Mitochondrion is an important organelle in eukaryotic cell. It is the center of cell energy metabolism and also plays a key role in cell apoptosis process. The disorder of mitochondrion is always associated with different diseases like diabetes or cancer. Complicated gene-gene interactions are the main mechanism for the achievement of the mitochondrial functions. Therefore, a system level understanding of the mitochondrial interaction network is needed.

We have established a human mitochondrial gene interaction database InterMitoBase by integrating interactions from literature mining and KEGG database where records in database are carefully manual curated to ensure the accuracy. Moreover, InterMitoBase is designed not only a data storage, but also a biological network analysis platform, including the construction of the gene interaction network in a list of genes, finding the largest sub-component, fundamental network analysis and Gene Ontology enrichment analysis. InterMitoBase is the first database focused on human mitochondrial gene interaction, and it can be helpful for understanding mitochondrial functions.

Brief structure

The platform can be simply divided into two parts: data storage part and data analysis part, as illustrated in figure 1. Interactions can be queried from the database where data has been prepared with manual curation and interaction networks can be analysised with queried interaction data by bioinfomatics tools provided.
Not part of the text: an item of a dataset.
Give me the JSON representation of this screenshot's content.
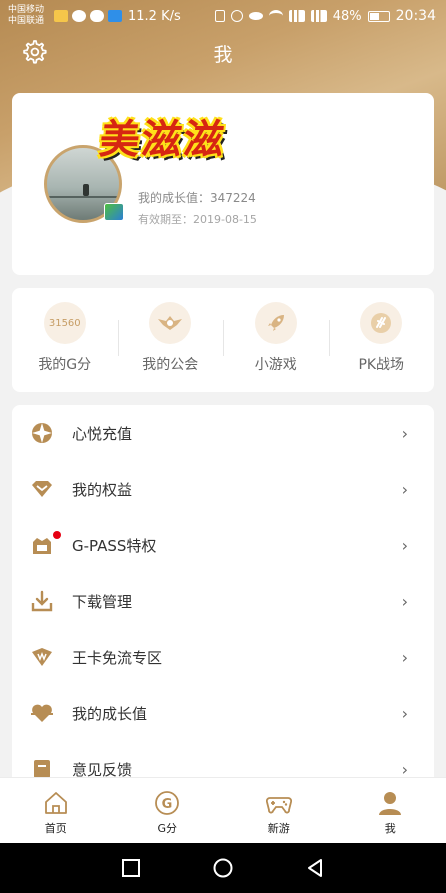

Figure 1. Brief structure of InterMitoBase


The detailed framework of InterMitoBase is illustrated in figure 2. Explaination of each module is as follows:

  • Grey block Start point of the database querying and network analysis
  • Orange block Three search systems which are simple gene search, gene list search and advanced gene search. The search systems are flexible with amount of gene identify ID types integrated. Results by gene search can be re-filtered with specifying a certain ID field.
  • Green block Interaction list, the main part of the database and object for further network analysis.
  • Pink block Plain text file format of the records for downloading.
  • Lilght brown block Finding sub components of complex networks with discrete connected parts.
  • Red block Graph view of the interaction network.
  • Blue block Bioinformatics analysis of biological network, containing Gene Ontology enrichment analysis and node degree distribution analysis.

Figure 2. Framework of IntoMitoBase

General usage

The structure of the web page of the platform is basically organised in figure 3a. Left region is the main working region, in top of which contains a frame describing what the page is about and information of the current operation. Right region contains links from the page and tools to analysis current data. An example can be found with figure 3b.

Figure 3a. General layout of InterMitoBase

Figure 3b. An example of the layout of InterMitoBase

Simple search

Simple search can be fullfilled by querying a single word like gene symbol, different gene id, GO id and keywords of gene names. A full list of keywords supported can be found as follows.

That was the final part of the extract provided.